The "war on terror" existed years before the United States
Most people just didn't think much about it.
But when US troops, tanks, and attack aircraft began blasting
their way from Kuwait toward Baghdad a year ago Friday, it was a
watershed mark in what is likely to be the principal form of armed
conflict in the 21st century.
In many ways, the battles in Iraq (and those that preceded them
and continue in Afghanistan) are the first major test of America's
place in this new post-cold-war world - especially of the Bush
administration's more muscular policy of preemptive war, with a go-
it-alone attitude if necessary.
The largest US war effort since Vietnam already is having a major
effect on the US military, including the disposition of forces
around the world.
Warfighting doctrine, tactics, weaponry, recruiting and retaining
military personnel, the role of women now fighting and dying in
combat, an unprecedented use of National Guard and Reserve forces in
an active duty role - all are being tested.
The country's diplomatic position vis-a-vis its friends and
adversaries also faces major challenges as a result of the year-old
Iraq war. For example, will last week's deadly terrorist attack in
Spain (along with Britain, Spain has been one of the major US allies
in Iraq) arouse European countries to help American peacemaking and
nationbuilding efforts in Iraq? Or will it increase public
opposition to Mr. Bush's policy there?
More likely the latter, if Spain's weekend election is a clue,
and this undoubtedly will impact the US military as well.
The conduct of the war - at least up through the fall of Baghdad -
seems to confirm Defense Secretary Donald Rumsfeld's desire to have
more lighter, faster-moving combat units able to communicate and
coordinate in real time and backed up with long-range, more accurate
weapons, and special-operations forces.
"Rumsfeld's notion that you can fight wars with smaller forces I
think is for the most part proving out," says Charles Pena, director
of defense policy studies at the Cato Institute. "But what you can't
do is occupy countries with smaller forces. So all the defense
transformation and technology in the world is not going to help you
when it comes to having to occupy a country."
Iraq versus Afghanistan
Others point out the difference here between Afghanistan and Iraq
- the two major US fronts in the war on terrorism.
"Afghanistan suggested that a larger number of smaller ground
forces backed with precision munitions, unmanned aerial vehicles,
and good communications are the wave of the future for warfighting,"

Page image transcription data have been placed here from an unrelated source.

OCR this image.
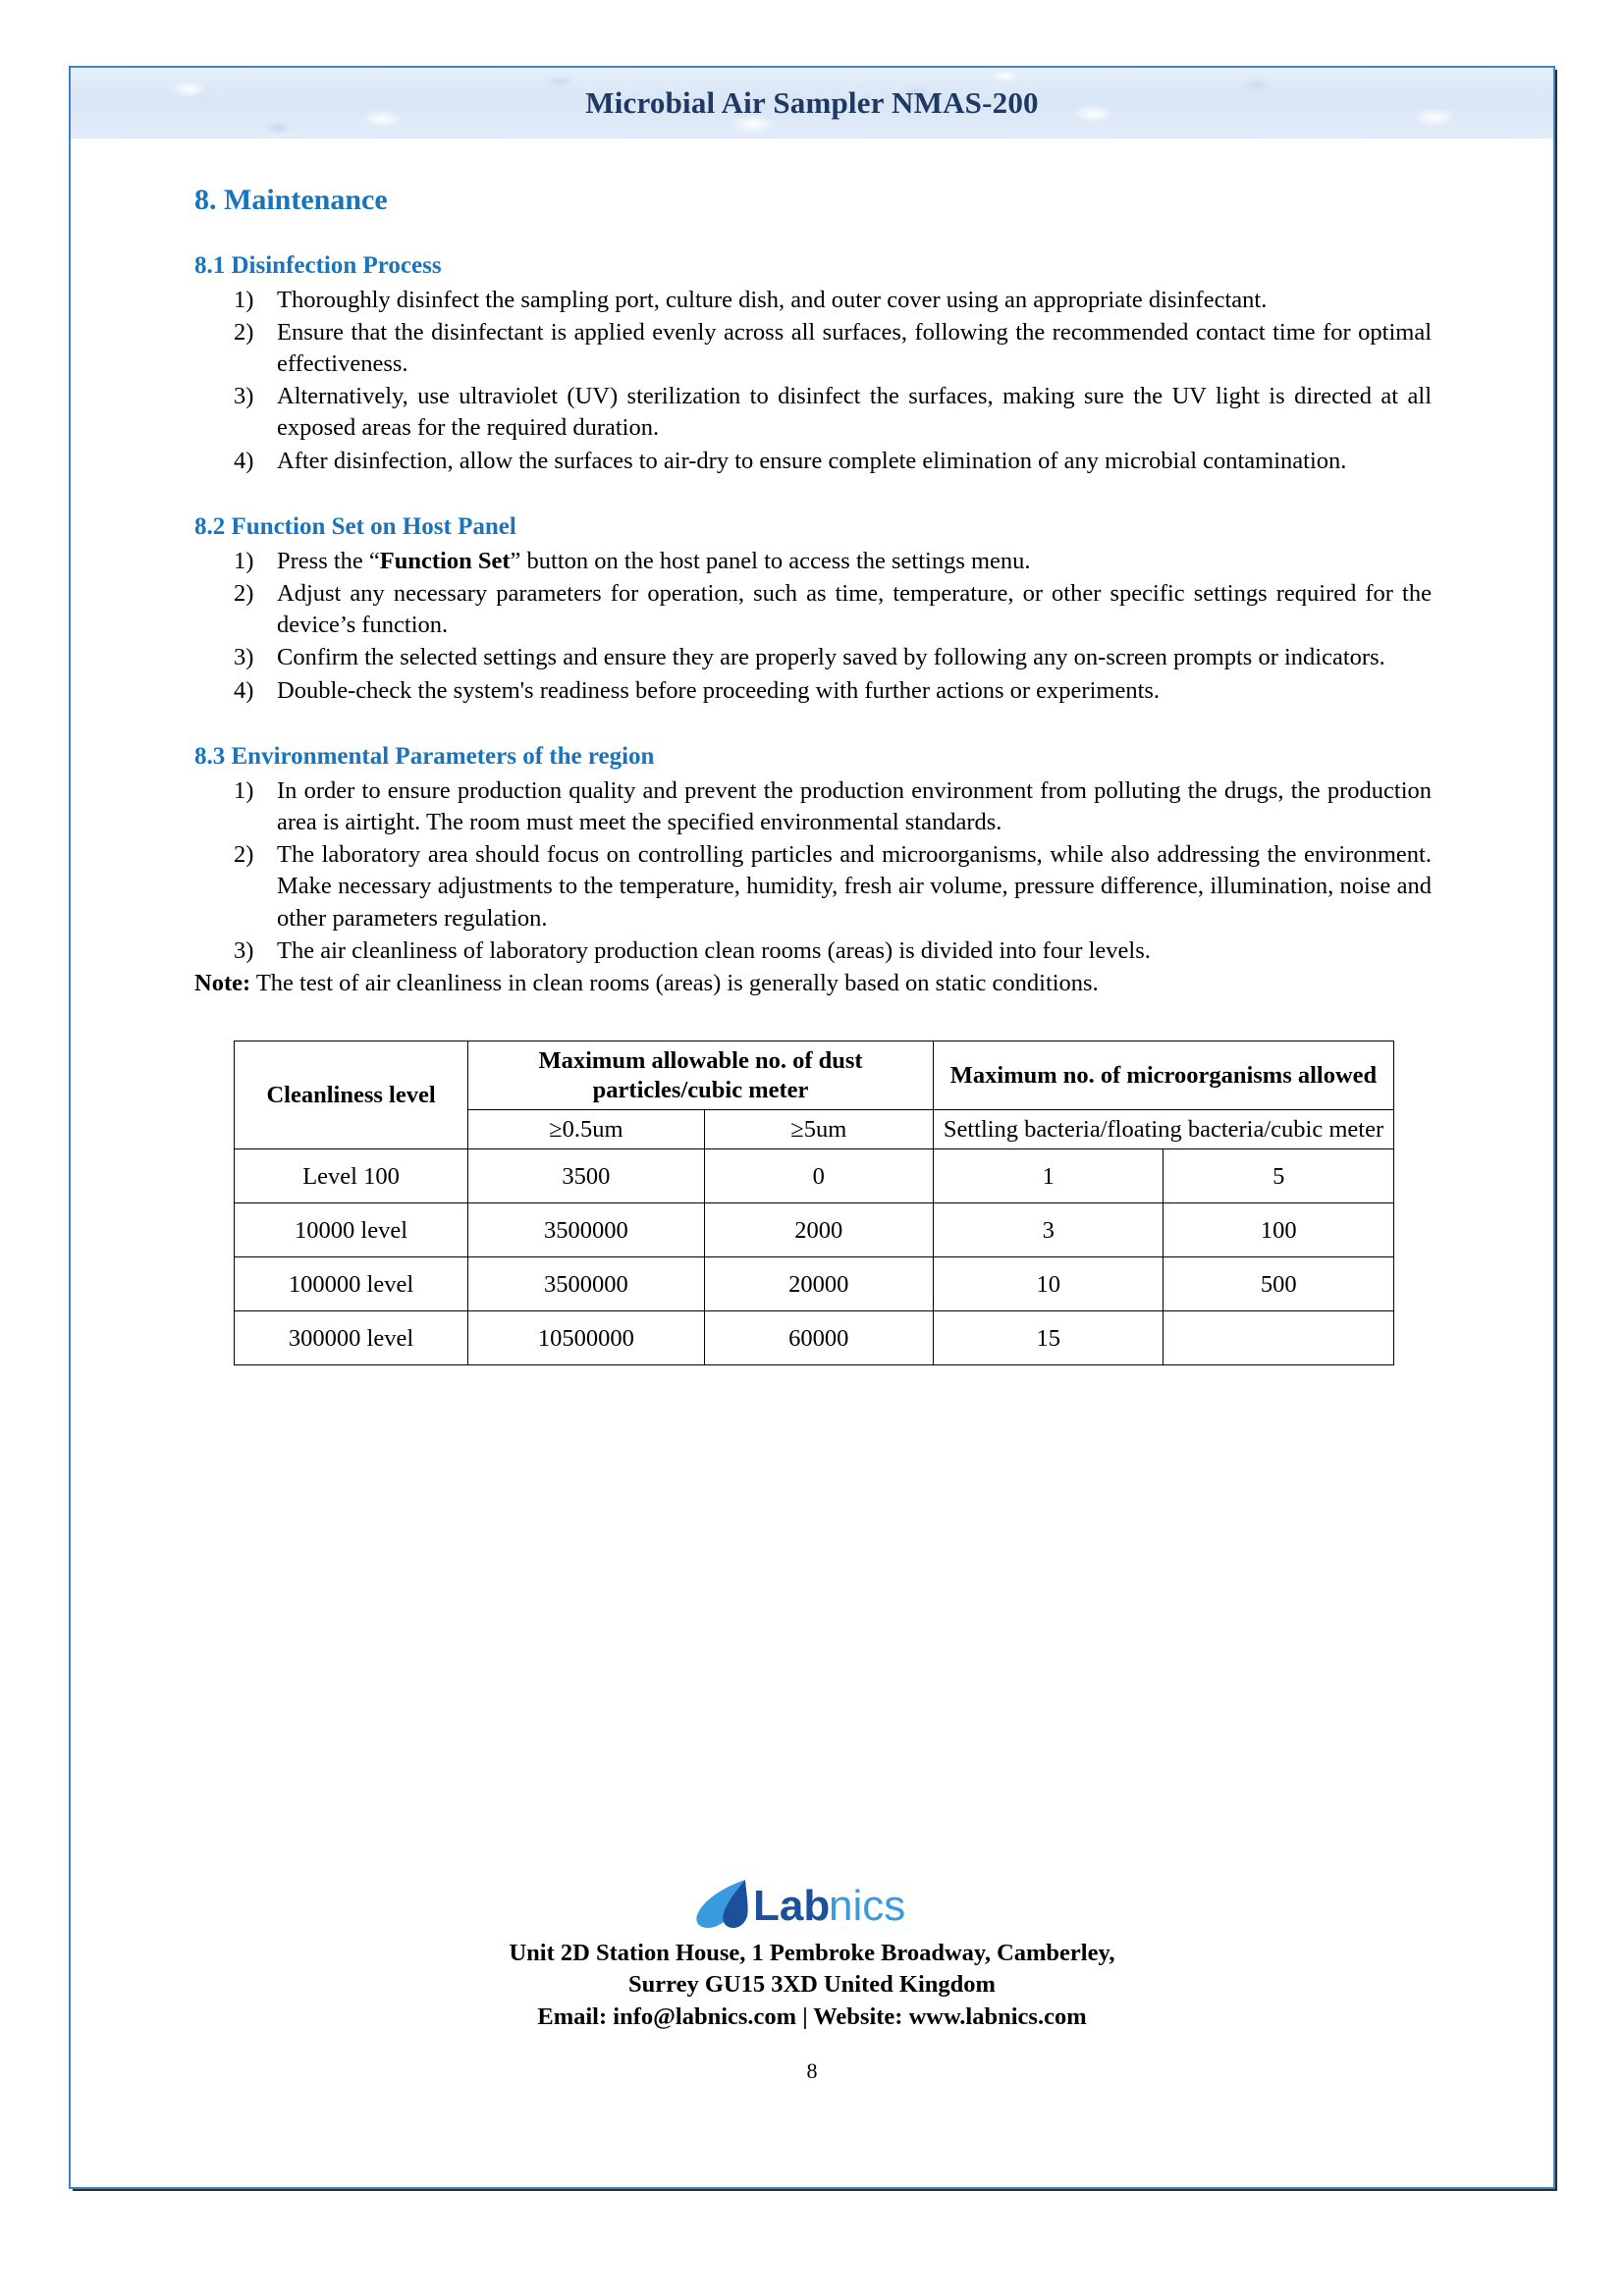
Microbial Air Sampler NMAS-200
8. Maintenance
8.1 Disinfection Process
1) Thoroughly disinfect the sampling port, culture dish, and outer cover using an appropriate disinfectant.
2) Ensure that the disinfectant is applied evenly across all surfaces, following the recommended contact time for optimal effectiveness.
3) Alternatively, use ultraviolet (UV) sterilization to disinfect the surfaces, making sure the UV light is directed at all exposed areas for the required duration.
4) After disinfection, allow the surfaces to air-dry to ensure complete elimination of any microbial contamination.
8.2 Function Set on Host Panel
1) Press the “Function Set” button on the host panel to access the settings menu.
2) Adjust any necessary parameters for operation, such as time, temperature, or other specific settings required for the device’s function.
3) Confirm the selected settings and ensure they are properly saved by following any on-screen prompts or indicators.
4) Double-check the system's readiness before proceeding with further actions or experiments.
8.3 Environmental Parameters of the region
1) In order to ensure production quality and prevent the production environment from polluting the drugs, the production area is airtight. The room must meet the specified environmental standards.
2) The laboratory area should focus on controlling particles and microorganisms, while also addressing the environment. Make necessary adjustments to the temperature, humidity, fresh air volume, pressure difference, illumination, noise and other parameters regulation.
3) The air cleanliness of laboratory production clean rooms (areas) is divided into four levels.

Note: The test of air cleanliness in clean rooms (areas) is generally based on static conditions.

Cleanliness level	Maximum allowable no. of dust particles/cubic meter		Maximum no. of microorganisms allowed	
	≥0.5um	≥5um	Settling bacteria/floating bacteria/cubic meter	
Level 100	3500	0	1	5
10000 level	3500000	2000	3	100
100000 level	3500000	20000	10	500
300000 level	10500000	60000	15	
Lab
nics
Unit 2D Station House, 1 Pembroke Broadway, Camberley,
Surrey GU15 3XD United Kingdom
Email: info@labnics.com | Website: www.labnics.com
8
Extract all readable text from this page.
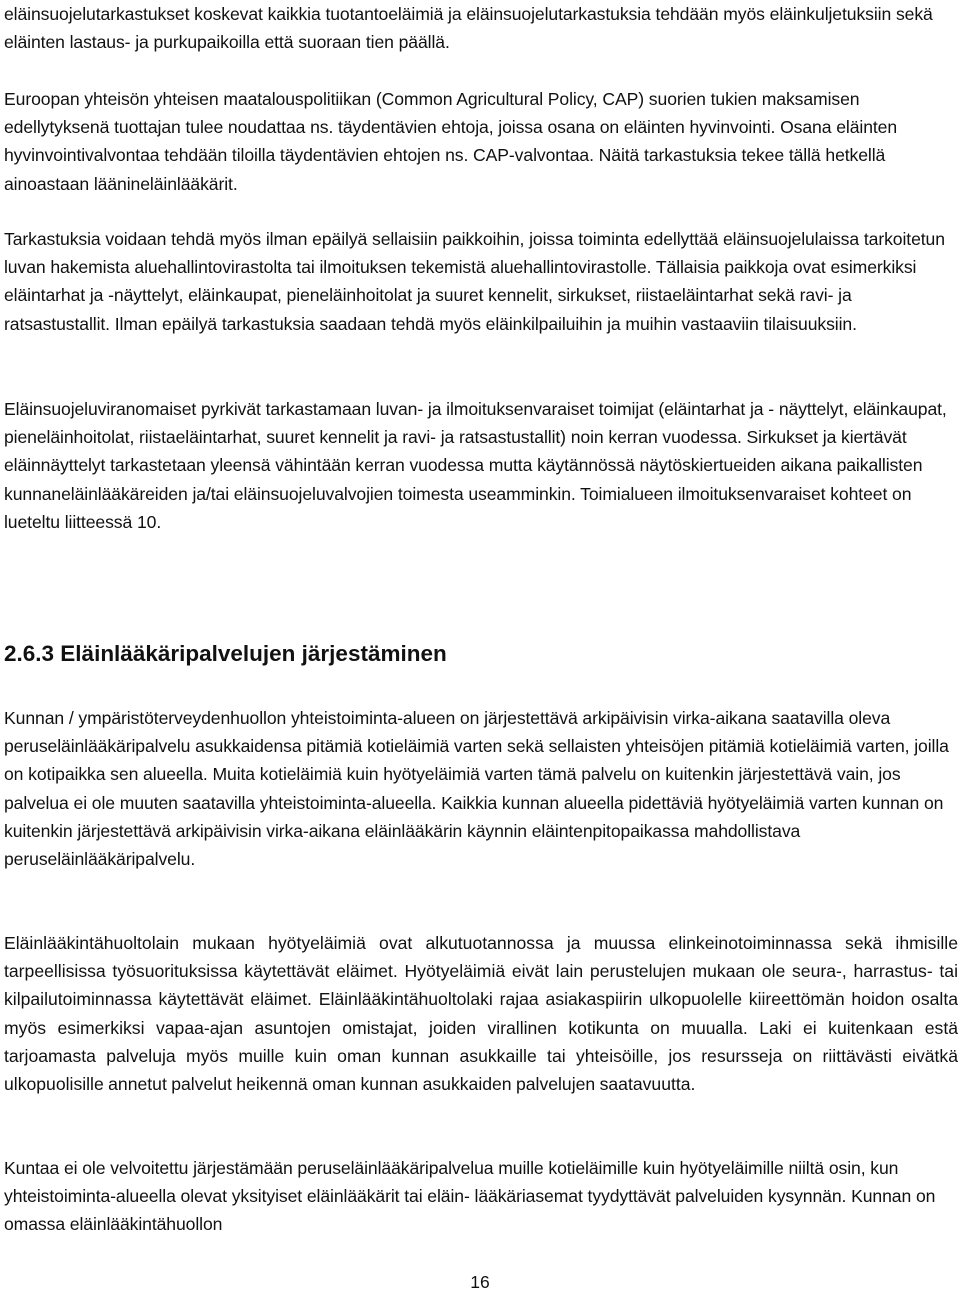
eläinsuojelutarkastukset koskevat kaikkia tuotantoeläimiä ja eläinsuojelutarkastuksia tehdään myös eläinkuljetuksiin sekä eläinten lastaus- ja purkupaikoilla että suoraan tien päällä.

Euroopan yhteisön yhteisen maatalouspolitiikan (Common Agricultural Policy, CAP) suorien tukien maksamisen edellytyksenä tuottajan tulee noudattaa ns. täydentävien ehtoja, joissa osana on eläinten hyvinvointi. Osana eläinten hyvinvointivalvontaa tehdään tiloilla täydentävien ehtojen ns. CAP-valvontaa. Näitä tarkastuksia tekee tällä hetkellä ainoastaan läänineläinlääkärit.

Tarkastuksia voidaan tehdä myös ilman epäilyä sellaisiin paikkoihin, joissa toiminta edellyttää eläinsuojelulaissa tarkoitetun luvan hakemista aluehallintovirastolta tai ilmoituksen tekemistä aluehallintovirastolle. Tällaisia paikkoja ovat esimerkiksi eläintarhat ja -näyttelyt, eläinkaupat, pieneläinhoitolat ja suuret kennelit, sirkukset, riistaeläintarhat sekä ravi- ja ratsastustallit. Ilman epäilyä tarkastuksia saadaan tehdä myös eläinkilpailuihin ja muihin vastaaviin tilaisuuksiin.

Eläinsuojeluviranomaiset pyrkivät tarkastamaan luvan- ja ilmoituksenvaraiset toimijat (eläintarhat ja - näyttelyt, eläinkaupat, pieneläinhoitolat, riistaeläintarhat, suuret kennelit ja ravi- ja ratsastustallit) noin kerran vuodessa. Sirkukset ja kiertävät eläinnäyttelyt tarkastetaan yleensä vähintään kerran vuodessa mutta käytännössä näytöskiertueiden aikana paikallisten kunnaneläinlääkäreiden ja/tai eläinsuojeluvalvojien toimesta useamminkin. Toimialueen ilmoituksenvaraiset kohteet on lueteltu liitteessä 10.

2.6.3 Eläinlääkäripalvelujen järjestäminen

Kunnan / ympäristöterveydenhuollon yhteistoiminta-alueen on järjestettävä arkipäivisin virka-aikana saatavilla oleva peruseläinlääkäripalvelu asukkaidensa pitämiä kotieläimiä varten sekä sellaisten yhteisöjen pitämiä kotieläimiä varten, joilla on kotipaikka sen alueella. Muita kotieläimiä kuin hyötyeläimiä varten tämä palvelu on kuitenkin järjestettävä vain, jos palvelua ei ole muuten saatavilla yhteistoiminta-alueella. Kaikkia kunnan alueella pidettäviä hyötyeläimiä varten kunnan on kuitenkin järjestettävä arkipäivisin virka-aikana eläinlääkärin käynnin eläintenpitopaikassa mahdollistava peruseläinlääkäripalvelu.

Eläinlääkintähuoltolain mukaan hyötyeläimiä ovat alkutuotannossa ja muussa elinkeinotoiminnassa sekä ihmisille tarpeellisissa työsuorituksissa käytettävät eläimet. Hyötyeläimiä eivät lain perustelujen mukaan ole seura-, harrastus- tai kilpailutoiminnassa käytettävät eläimet. Eläinlääkintähuoltolaki rajaa asiakaspiirin ulkopuolelle kiireettömän hoidon osalta myös esimerkiksi vapaa-ajan asuntojen omistajat, joiden virallinen kotikunta on muualla. Laki ei kuitenkaan estä tarjoamasta palveluja myös muille kuin oman kunnan asukkaille tai yhteisöille, jos resursseja on riittävästi eivätkä ulkopuolisille annetut palvelut heikennä oman kunnan asukkaiden palvelujen saatavuutta.

Kuntaa ei ole velvoitettu järjestämään peruseläinlääkäripalvelua muille kotieläimille kuin hyötyeläimille niiltä osin, kun yhteistoiminta-alueella olevat yksityiset eläinlääkärit tai eläin- lääkäriasemat tyydyttävät palveluiden kysynnän. Kunnan on omassa eläinlääkintähuollon

16
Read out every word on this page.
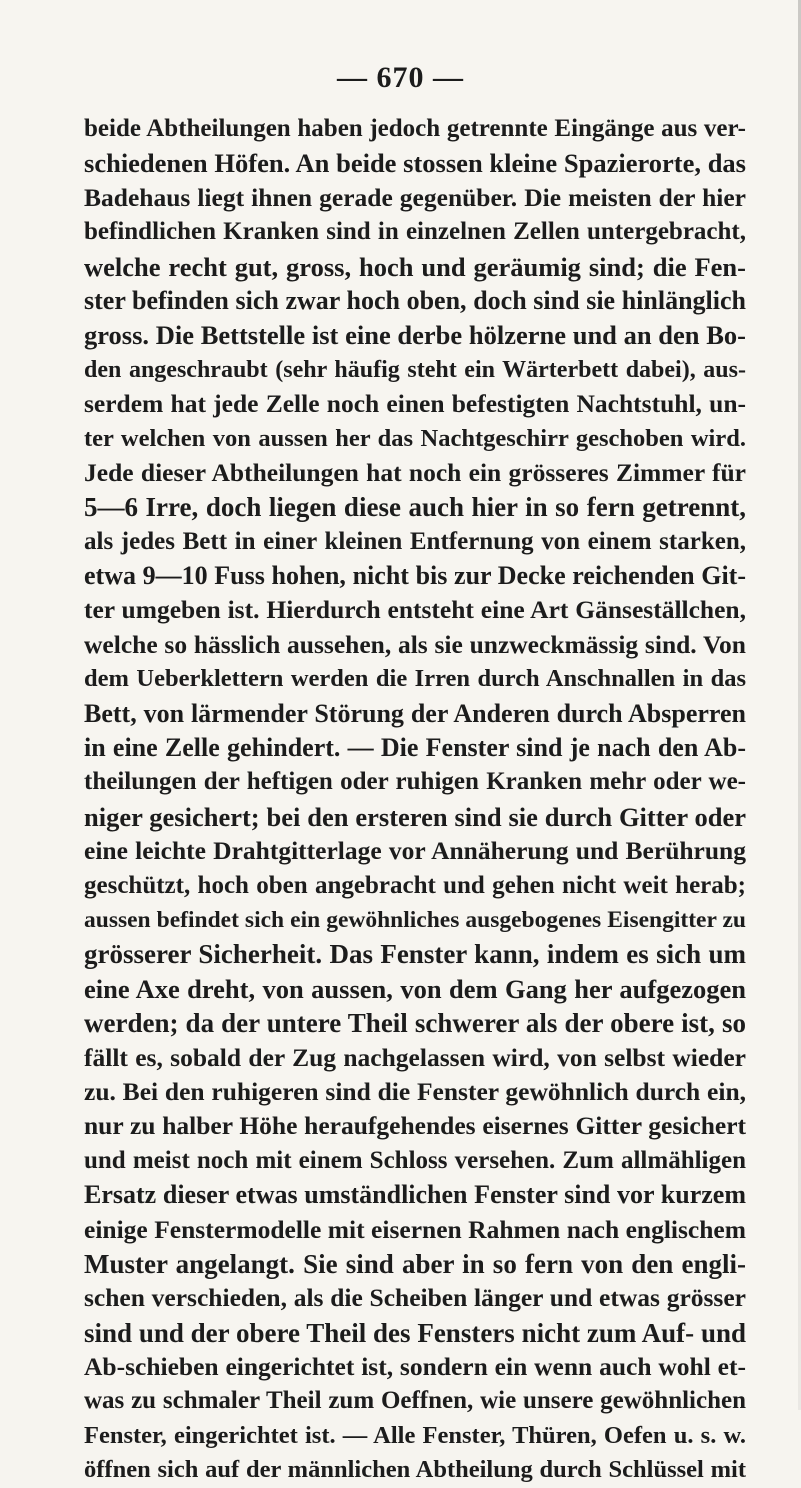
— 670 —
beide Abtheilungen haben jedoch getrennte Eingänge aus ver-
schiedenen Höfen. An beide stossen kleine Spazierorte, das
Badehaus liegt ihnen gerade gegenüber. Die meisten der hier
befindlichen Kranken sind in einzelnen Zellen untergebracht,
welche recht gut, gross, hoch und geräumig sind; die Fen-
ster befinden sich zwar hoch oben, doch sind sie hinlänglich
gross. Die Bettstelle ist eine derbe hölzerne und an den Bo-
den angeschraubt (sehr häufig steht ein Wärterbett dabei), aus-
serdem hat jede Zelle noch einen befestigten Nachtstuhl, un-
ter welchen von aussen her das Nachtgeschirr geschoben wird.
Jede dieser Abtheilungen hat noch ein grösseres Zimmer für
5—6 Irre, doch liegen diese auch hier in so fern getrennt,
als jedes Bett in einer kleinen Entfernung von einem starken,
etwa 9—10 Fuss hohen, nicht bis zur Decke reichenden Git-
ter umgeben ist. Hierdurch entsteht eine Art Gänseställchen,
welche so hässlich aussehen, als sie unzweckmässig sind. Von
dem Ueberklettern werden die Irren durch Anschnallen in das
Bett, von lärmender Störung der Anderen durch Absperren
in eine Zelle gehindert. — Die Fenster sind je nach den Ab-
theilungen der heftigen oder ruhigen Kranken mehr oder we-
niger gesichert; bei den ersteren sind sie durch Gitter oder
eine leichte Drahtgitterlage vor Annäherung und Berührung
geschützt, hoch oben angebracht und gehen nicht weit herab;
aussen befindet sich ein gewöhnliches ausgebogenes Eisengitter zu
grösserer Sicherheit. Das Fenster kann, indem es sich um
eine Axe dreht, von aussen, von dem Gang her aufgezogen
werden; da der untere Theil schwerer als der obere ist, so
fällt es, sobald der Zug nachgelassen wird, von selbst wieder
zu. Bei den ruhigeren sind die Fenster gewöhnlich durch ein,
nur zu halber Höhe heraufgehendes eisernes Gitter gesichert
und meist noch mit einem Schloss versehen. Zum allmähligen
Ersatz dieser etwas umständlichen Fenster sind vor kurzem
einige Fenstermodelle mit eisernen Rahmen nach englischem
Muster angelangt. Sie sind aber in so fern von den engli-
schen verschieden, als die Scheiben länger und etwas grösser
sind und der obere Theil des Fensters nicht zum Auf- und
Ab-schieben eingerichtet ist, sondern ein wenn auch wohl et-
was zu schmaler Theil zum Oeffnen, wie unsere gewöhnlichen
Fenster, eingerichtet ist. — Alle Fenster, Thüren, Oefen u. s. w.
öffnen sich auf der männlichen Abtheilung durch Schlüssel mit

says retired Army Col. Dan Smith. "Then came Iraq, in which the
older, bigger legacy systems and units predominated, or seemed to
until the Iraqis failed to show up for the war."
That the Iraqi Republican Guard and other elite units faded from
the battlefield (perhaps re-forming into the hit-and-run groups that
have continued to kill allied soldiers as well as Iraqi and foreign
civilians) means the true test of the US military has yet to occur,
some experts suggest. "We may face similarly inept enemies again in
the future, but that isn't what you'd call a good planning
assumption," says Loren Thompson, head of security studies at the
Lexington Institute in Arlington, Va.
For years, Pentagon officials planned around the "one-and-a-half
war" scenario - one major war (in central Europe, for example) and
another smaller simultaneous conflict somewhere else in the world.
How big should US forces be?
Now, it appears, Pentagon planners have to worry about how to
handle the aftermath of even "half" a war - particularly as it
affects the hundreds of thousands of troops rotated in and out of
peacekeeping and nationbuilding duty.